St.MaryJoe McIntyre/staff photographer
St. Mary’s School Principal Denise Hall talks with third-grader Seamus Gailor Tuesday about how to date stamp library books.

By SCOTT CONROE
Staff Reporter
sconroe@cortlandstandard.net

Denise Hall was starting her 10th year as a sixth-grade teacher at St. Mary’s School in September when she received a call one weekend that changed her career plans.
The Rev. Mark Kaminski asked her to take over as the school’s principal, effective that Monday. Principal Susan McInvale had resigned to deal with a family situation.
Hall had already planned to become a principal at some point. She was halfway through classes for her administrative certificate at Le Moyne College.
“I never thought it would be this soon,” she said Tuesday about her taking over as principal. “I had closed up my classroom that Friday, and the next week I was here, in this office. I’ve loved it. I like having an impact on 250 students instead of 20.”
Hall graduated from Cortland High School in 1986 and received an associate’s degree from Mohawk Valley Community College, in human services.
She married her husband, Michael, started a family and did not continue her education at that time.
But working as a teacher’s aide at Virgil Elementary School caused her to fall in love with teaching. She enrolled part time and then full time at SUNY Cortland, receiving her elementary education degree in 2002.
“It was tough,” she said of balancing college with family life, “but I did it. I knew teaching was what I wanted to do for the rest of my life. I continued with my family life — I had my youngest, Maggie, while I was getting my degree.”

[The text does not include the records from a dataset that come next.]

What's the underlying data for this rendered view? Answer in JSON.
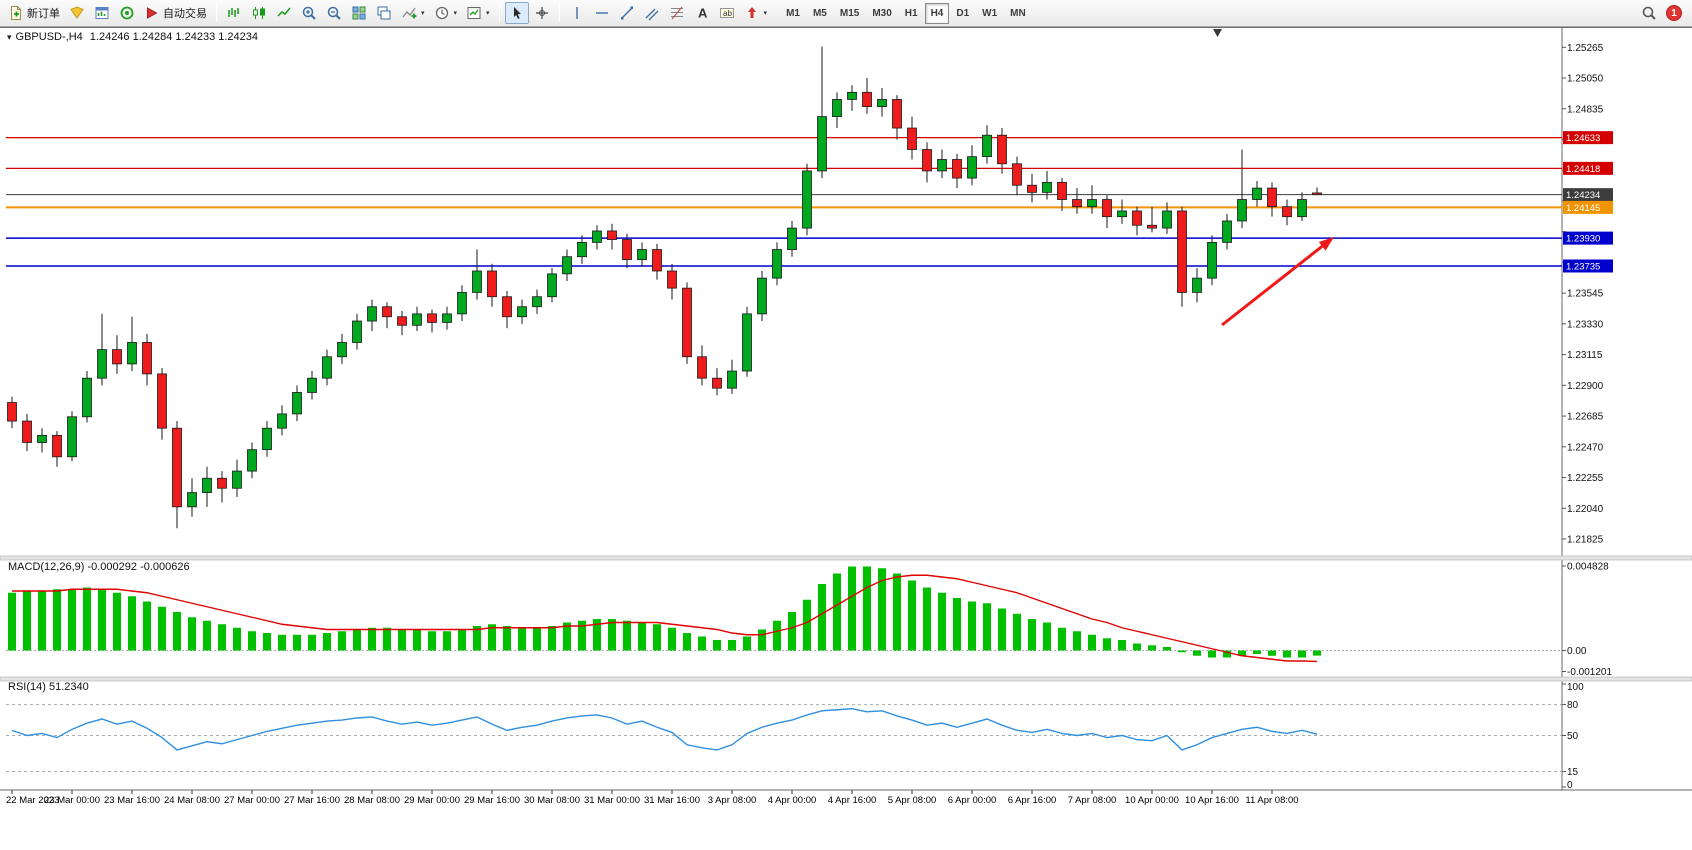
{
  "toolbar": {
    "new_order": "新订单",
    "auto_trading": "自动交易",
    "timeframes": [
      "M1",
      "M5",
      "M15",
      "M30",
      "H1",
      "H4",
      "D1",
      "W1",
      "MN"
    ],
    "active_timeframe": "H4",
    "notification_count": "1",
    "icons": [
      "new-order-icon",
      "metaeditor-icon",
      "market-watch-icon",
      "experts-icon",
      "autotrading-icon",
      "bars-chart-icon",
      "candles-chart-icon",
      "line-chart-icon",
      "zoom-in-icon",
      "zoom-out-icon",
      "tile-windows-icon",
      "cascade-windows-icon",
      "indicators-icon",
      "periods-icon",
      "templates-icon",
      "cursor-icon",
      "crosshair-icon",
      "vertical-line-icon",
      "horizontal-line-icon",
      "trendline-icon",
      "channel-icon",
      "fibonacci-icon",
      "text-icon",
      "label-icon",
      "arrows-icon",
      "search-icon"
    ]
  },
  "chart": {
    "symbol_period": "GBPUSD-,H4",
    "ohlc": "1.24246 1.24284 1.24233 1.24234"
  },
  "indicators": {
    "macd_label": "MACD(12,26,9) -0.000292 -0.000626",
    "rsi_label": "RSI(14) 51.2340"
  },
  "chart_data": {
    "type": "candlestick",
    "symbol": "GBPUSD-",
    "timeframe": "H4",
    "colors": {
      "up": "#00a820",
      "down": "#ee1c1c",
      "wick": "#1a1a1a",
      "macd_hist": "#00c000",
      "macd_signal": "#e00000",
      "rsi": "#2f8fe0",
      "line_red": "#d40000",
      "line_blue": "#0000cd",
      "line_orange": "#f29400",
      "line_bid": "#3c3c3c",
      "arrow": "#f01818"
    },
    "price_axis": {
      "min": 1.2172,
      "max": 1.254,
      "labels": [
        1.25265,
        1.2505,
        1.24835,
        1.2462,
        1.24405,
        1.2419,
        1.23975,
        1.2376,
        1.23545,
        1.2333,
        1.23115,
        1.229,
        1.22685,
        1.2247,
        1.22255,
        1.2204,
        1.21825
      ]
    },
    "h_lines": [
      {
        "value": 1.24633,
        "color": "#d40000",
        "style": "solid",
        "width": 1.3,
        "label": "1.24633"
      },
      {
        "value": 1.24418,
        "color": "#d40000",
        "style": "solid",
        "width": 1.3,
        "label": "1.24418"
      },
      {
        "value": 1.24234,
        "color": "#3c3c3c",
        "style": "solid",
        "width": 1.0,
        "label": "1.24234"
      },
      {
        "value": 1.24145,
        "color": "#f29400",
        "style": "solid",
        "width": 2.0,
        "label": "1.24145"
      },
      {
        "value": 1.2393,
        "color": "#0000cd",
        "style": "solid",
        "width": 1.5,
        "label": "1.23930"
      },
      {
        "value": 1.23735,
        "color": "#0000cd",
        "style": "solid",
        "width": 1.5,
        "label": "1.23735"
      }
    ],
    "arrow": {
      "from": [
        1222,
        325
      ],
      "to": [
        1334,
        237
      ],
      "color": "#f01818"
    },
    "time_labels": [
      "22 Mar 2023",
      "23 Mar 00:00",
      "23 Mar 16:00",
      "24 Mar 08:00",
      "27 Mar 00:00",
      "27 Mar 16:00",
      "28 Mar 08:00",
      "29 Mar 00:00",
      "29 Mar 16:00",
      "30 Mar 08:00",
      "31 Mar 00:00",
      "31 Mar 16:00",
      "3 Apr 08:00",
      "4 Apr 00:00",
      "4 Apr 16:00",
      "5 Apr 08:00",
      "6 Apr 00:00",
      "6 Apr 16:00",
      "7 Apr 08:00",
      "10 Apr 00:00",
      "10 Apr 16:00",
      "11 Apr 08:00"
    ],
    "candles": [
      [
        1.2278,
        1.2282,
        1.226,
        1.2265
      ],
      [
        1.2265,
        1.227,
        1.2244,
        1.225
      ],
      [
        1.225,
        1.226,
        1.2243,
        1.2255
      ],
      [
        1.2255,
        1.2258,
        1.2233,
        1.224
      ],
      [
        1.224,
        1.2272,
        1.2237,
        1.2268
      ],
      [
        1.2268,
        1.23,
        1.2264,
        1.2295
      ],
      [
        1.2295,
        1.234,
        1.229,
        1.2315
      ],
      [
        1.2315,
        1.2325,
        1.2298,
        1.2305
      ],
      [
        1.2305,
        1.2338,
        1.23,
        1.232
      ],
      [
        1.232,
        1.2326,
        1.229,
        1.2298
      ],
      [
        1.2298,
        1.2302,
        1.2252,
        1.226
      ],
      [
        1.226,
        1.2265,
        1.219,
        1.2205
      ],
      [
        1.2205,
        1.2225,
        1.2198,
        1.2215
      ],
      [
        1.2215,
        1.2233,
        1.2205,
        1.2225
      ],
      [
        1.2225,
        1.223,
        1.2208,
        1.2218
      ],
      [
        1.2218,
        1.2238,
        1.2212,
        1.223
      ],
      [
        1.223,
        1.225,
        1.2225,
        1.2245
      ],
      [
        1.2245,
        1.2265,
        1.224,
        1.226
      ],
      [
        1.226,
        1.2276,
        1.2255,
        1.227
      ],
      [
        1.227,
        1.229,
        1.2265,
        1.2285
      ],
      [
        1.2285,
        1.23,
        1.228,
        1.2295
      ],
      [
        1.2295,
        1.2315,
        1.229,
        1.231
      ],
      [
        1.231,
        1.2326,
        1.2305,
        1.232
      ],
      [
        1.232,
        1.234,
        1.2315,
        1.2335
      ],
      [
        1.2335,
        1.235,
        1.2328,
        1.2345
      ],
      [
        1.2345,
        1.2348,
        1.233,
        1.2338
      ],
      [
        1.2338,
        1.2342,
        1.2325,
        1.2332
      ],
      [
        1.2332,
        1.2345,
        1.2328,
        1.234
      ],
      [
        1.234,
        1.2343,
        1.2327,
        1.2334
      ],
      [
        1.2334,
        1.2345,
        1.2329,
        1.234
      ],
      [
        1.234,
        1.236,
        1.2335,
        1.2355
      ],
      [
        1.2355,
        1.2385,
        1.235,
        1.237
      ],
      [
        1.237,
        1.2375,
        1.2345,
        1.2352
      ],
      [
        1.2352,
        1.2356,
        1.233,
        1.2338
      ],
      [
        1.2338,
        1.235,
        1.2333,
        1.2345
      ],
      [
        1.2345,
        1.2357,
        1.234,
        1.2352
      ],
      [
        1.2352,
        1.2372,
        1.2348,
        1.2368
      ],
      [
        1.2368,
        1.2385,
        1.2363,
        1.238
      ],
      [
        1.238,
        1.2395,
        1.2375,
        1.239
      ],
      [
        1.239,
        1.2402,
        1.2385,
        1.2398
      ],
      [
        1.2398,
        1.2403,
        1.2385,
        1.2392
      ],
      [
        1.2392,
        1.2396,
        1.2372,
        1.2378
      ],
      [
        1.2378,
        1.239,
        1.2373,
        1.2385
      ],
      [
        1.2385,
        1.2389,
        1.2364,
        1.237
      ],
      [
        1.237,
        1.2375,
        1.235,
        1.2358
      ],
      [
        1.2358,
        1.2362,
        1.2305,
        1.231
      ],
      [
        1.231,
        1.2318,
        1.229,
        1.2295
      ],
      [
        1.2295,
        1.2302,
        1.2283,
        1.2288
      ],
      [
        1.2288,
        1.2308,
        1.2284,
        1.23
      ],
      [
        1.23,
        1.2345,
        1.2296,
        1.234
      ],
      [
        1.234,
        1.237,
        1.2335,
        1.2365
      ],
      [
        1.2365,
        1.239,
        1.236,
        1.2385
      ],
      [
        1.2385,
        1.2405,
        1.238,
        1.24
      ],
      [
        1.24,
        1.2445,
        1.2395,
        1.244
      ],
      [
        1.244,
        1.2527,
        1.2435,
        1.2478
      ],
      [
        1.2478,
        1.2495,
        1.247,
        1.249
      ],
      [
        1.249,
        1.25,
        1.2482,
        1.2495
      ],
      [
        1.2495,
        1.2505,
        1.248,
        1.2485
      ],
      [
        1.2485,
        1.2498,
        1.2478,
        1.249
      ],
      [
        1.249,
        1.2493,
        1.2462,
        1.247
      ],
      [
        1.247,
        1.2478,
        1.2448,
        1.2455
      ],
      [
        1.2455,
        1.246,
        1.2432,
        1.244
      ],
      [
        1.244,
        1.2455,
        1.2435,
        1.2448
      ],
      [
        1.2448,
        1.2452,
        1.2428,
        1.2435
      ],
      [
        1.2435,
        1.2458,
        1.243,
        1.245
      ],
      [
        1.245,
        1.2472,
        1.2445,
        1.2465
      ],
      [
        1.2465,
        1.247,
        1.2438,
        1.2445
      ],
      [
        1.2445,
        1.245,
        1.2423,
        1.243
      ],
      [
        1.243,
        1.2438,
        1.2418,
        1.2425
      ],
      [
        1.2425,
        1.244,
        1.242,
        1.2432
      ],
      [
        1.2432,
        1.2435,
        1.2412,
        1.242
      ],
      [
        1.242,
        1.2428,
        1.241,
        1.2415
      ],
      [
        1.2415,
        1.243,
        1.241,
        1.242
      ],
      [
        1.242,
        1.2423,
        1.24,
        1.2408
      ],
      [
        1.2408,
        1.242,
        1.2403,
        1.2412
      ],
      [
        1.2412,
        1.2415,
        1.2395,
        1.2402
      ],
      [
        1.2402,
        1.2415,
        1.2397,
        1.24
      ],
      [
        1.24,
        1.2418,
        1.2396,
        1.2412
      ],
      [
        1.2412,
        1.2415,
        1.2345,
        1.2355
      ],
      [
        1.2355,
        1.2372,
        1.2348,
        1.2365
      ],
      [
        1.2365,
        1.2395,
        1.236,
        1.239
      ],
      [
        1.239,
        1.241,
        1.2385,
        1.2405
      ],
      [
        1.2405,
        1.2455,
        1.24,
        1.242
      ],
      [
        1.242,
        1.2433,
        1.2415,
        1.2428
      ],
      [
        1.2428,
        1.2432,
        1.2408,
        1.2415
      ],
      [
        1.2415,
        1.242,
        1.2402,
        1.2408
      ],
      [
        1.2408,
        1.2425,
        1.2405,
        1.242
      ],
      [
        1.24246,
        1.24284,
        1.24233,
        1.24234
      ]
    ],
    "macd": {
      "range": [
        -0.0014,
        0.005
      ],
      "axis_labels": [
        {
          "v": 0.004828,
          "t": "0.004828"
        },
        {
          "v": 0,
          "t": "0.00"
        },
        {
          "v": -0.001201,
          "t": "-0.001201"
        }
      ],
      "histogram": [
        0.0033,
        0.0034,
        0.0034,
        0.0035,
        0.0035,
        0.0036,
        0.0035,
        0.0033,
        0.0031,
        0.0028,
        0.0025,
        0.0022,
        0.0019,
        0.0017,
        0.0015,
        0.0013,
        0.0011,
        0.001,
        0.0009,
        0.0009,
        0.0009,
        0.001,
        0.0011,
        0.0012,
        0.0013,
        0.0013,
        0.0012,
        0.0012,
        0.0011,
        0.0011,
        0.0012,
        0.0014,
        0.0015,
        0.0014,
        0.0013,
        0.0013,
        0.0014,
        0.0016,
        0.0017,
        0.0018,
        0.0018,
        0.0017,
        0.0016,
        0.0015,
        0.0013,
        0.001,
        0.0008,
        0.0006,
        0.0006,
        0.0008,
        0.0012,
        0.0017,
        0.0022,
        0.0029,
        0.0038,
        0.0044,
        0.0048,
        0.0048,
        0.0047,
        0.0044,
        0.004,
        0.0036,
        0.0033,
        0.003,
        0.0028,
        0.0027,
        0.0024,
        0.0021,
        0.0018,
        0.0016,
        0.0013,
        0.0011,
        0.0009,
        0.0007,
        0.0006,
        0.0004,
        0.0003,
        0.0002,
        -0.0001,
        -0.0003,
        -0.0004,
        -0.0004,
        -0.0003,
        -0.0002,
        -0.0003,
        -0.0004,
        -0.0004,
        -0.000292
      ],
      "signal": [
        0.0034,
        0.0034,
        0.0034,
        0.0034,
        0.0035,
        0.0035,
        0.0035,
        0.0035,
        0.0034,
        0.0033,
        0.0031,
        0.0029,
        0.0027,
        0.0025,
        0.0023,
        0.0021,
        0.0019,
        0.0017,
        0.0015,
        0.0014,
        0.0013,
        0.0012,
        0.0012,
        0.0012,
        0.0012,
        0.0012,
        0.0012,
        0.0012,
        0.0012,
        0.0012,
        0.0012,
        0.0012,
        0.0013,
        0.0013,
        0.0013,
        0.0013,
        0.0013,
        0.0014,
        0.0014,
        0.0015,
        0.0016,
        0.0016,
        0.0016,
        0.0016,
        0.0015,
        0.0014,
        0.0013,
        0.0012,
        0.001,
        0.0009,
        0.0009,
        0.0011,
        0.0013,
        0.0016,
        0.0021,
        0.0026,
        0.0031,
        0.0036,
        0.004,
        0.0042,
        0.0043,
        0.0043,
        0.0042,
        0.0041,
        0.0039,
        0.0037,
        0.0035,
        0.0033,
        0.003,
        0.0027,
        0.0024,
        0.0021,
        0.0018,
        0.0016,
        0.0013,
        0.0011,
        0.0009,
        0.0007,
        0.0005,
        0.0003,
        0.0001,
        -0.0001,
        -0.0003,
        -0.0004,
        -0.0005,
        -0.0006,
        -0.0006,
        -0.000626
      ]
    },
    "rsi": {
      "range": [
        0,
        100
      ],
      "levels": [
        80,
        50,
        15
      ],
      "axis_labels": [
        {
          "v": 100,
          "t": "100"
        },
        {
          "v": 80,
          "t": "80"
        },
        {
          "v": 50,
          "t": "50"
        },
        {
          "v": 15,
          "t": "15"
        },
        {
          "v": 0,
          "t": "0"
        }
      ],
      "values": [
        55,
        50,
        52,
        48,
        56,
        62,
        66,
        61,
        64,
        57,
        48,
        36,
        40,
        44,
        42,
        46,
        50,
        54,
        57,
        60,
        62,
        64,
        65,
        67,
        68,
        64,
        61,
        63,
        60,
        62,
        65,
        68,
        61,
        55,
        58,
        60,
        64,
        67,
        69,
        70,
        67,
        61,
        64,
        58,
        53,
        41,
        38,
        36,
        41,
        52,
        58,
        62,
        65,
        70,
        74,
        75,
        76,
        73,
        74,
        69,
        65,
        60,
        62,
        58,
        62,
        66,
        60,
        55,
        53,
        56,
        52,
        50,
        52,
        48,
        50,
        46,
        45,
        50,
        36,
        41,
        48,
        52,
        56,
        58,
        54,
        52,
        55,
        51.234
      ]
    }
  }
}
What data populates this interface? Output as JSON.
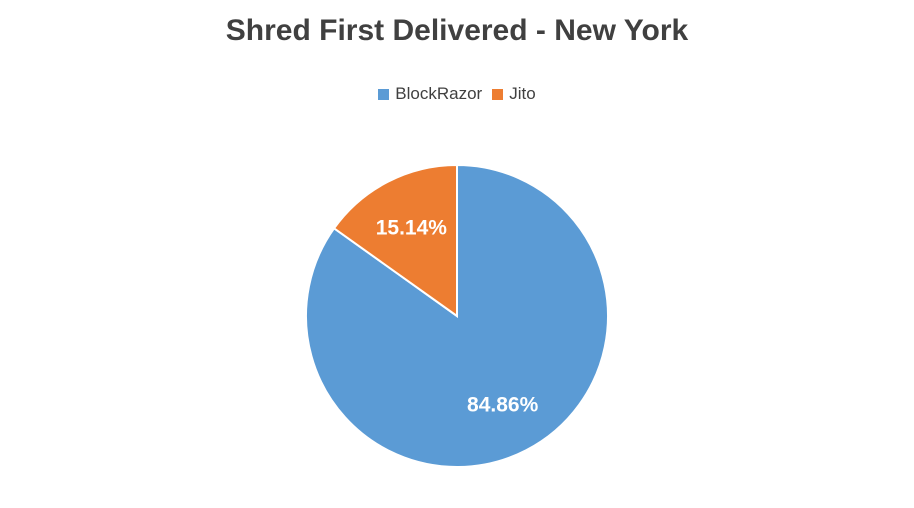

Hall assumed she would find a job at a public school. She became a teacher at St. Mary’s, where her older children were students and where her husband was an alumnus, almost by accident.
“My son Adrian was here at St. Mary’s,” Hall said, “and I fell in love with the school — the principal, Sister Harriet, said, ‘You belong here.’ I liked the atmosphere the minute I walked in the door. It was the greetings from the children, they were so polite, and the teachers were so nice. It was like a family.”
“Denise was the first choice I would ever make, in this situation,” Kaminski said. “She has an excellent rapport with teachers and students, and with the larger community of alumni and parents. People feel drawn to her.”
St. Mary’s School, founded in 1928, has been thriving lately, Hall said.
The school went up to 12th grade until 1970, then dropped seventh and eighth grades in 1986. Its enrollment — which peaked at about 600 — now spans grades kindergarten to sixth grade and remains steady at 250, backed by tuition costs and aid from its foundation and the Diocese of Syracuse.
‘We are right at the top of schools in the Diocese, for being successful,” Kaminski said. “Denise has a very positive outlook on Catholic education and the future of our schools.”
Hall said this fall marked the return of a uniform dress code for students. They do not wear uniforms but must conform to a dress code, with boys wearing dress shirts or polo shirts and girls wearing skirts.
Hall said such dress codes ended in the 1988-89 school year at St. Mary’s but returned now because parents were concerned with the rising divisions among students over what they wear — how expensive their clothes are and what is fashionable.
“The uniform dress code helps to ease all of that,” Hall said. “It takes away the baggage associated with clothes. Students have enough to worry about.”
The change was recommended by a committee of parents and teachers.
Hall said Catholic schools remain viable because people want the high standards and expectations they impose.
“Students know what’s expected, parents know what’s expected,” she said.
Maggie Hall is now a fifth-grader at St. Mary’s. Adrian is a senior and Hall’s middle child, Bethany, is a sophomore at Cortland High School.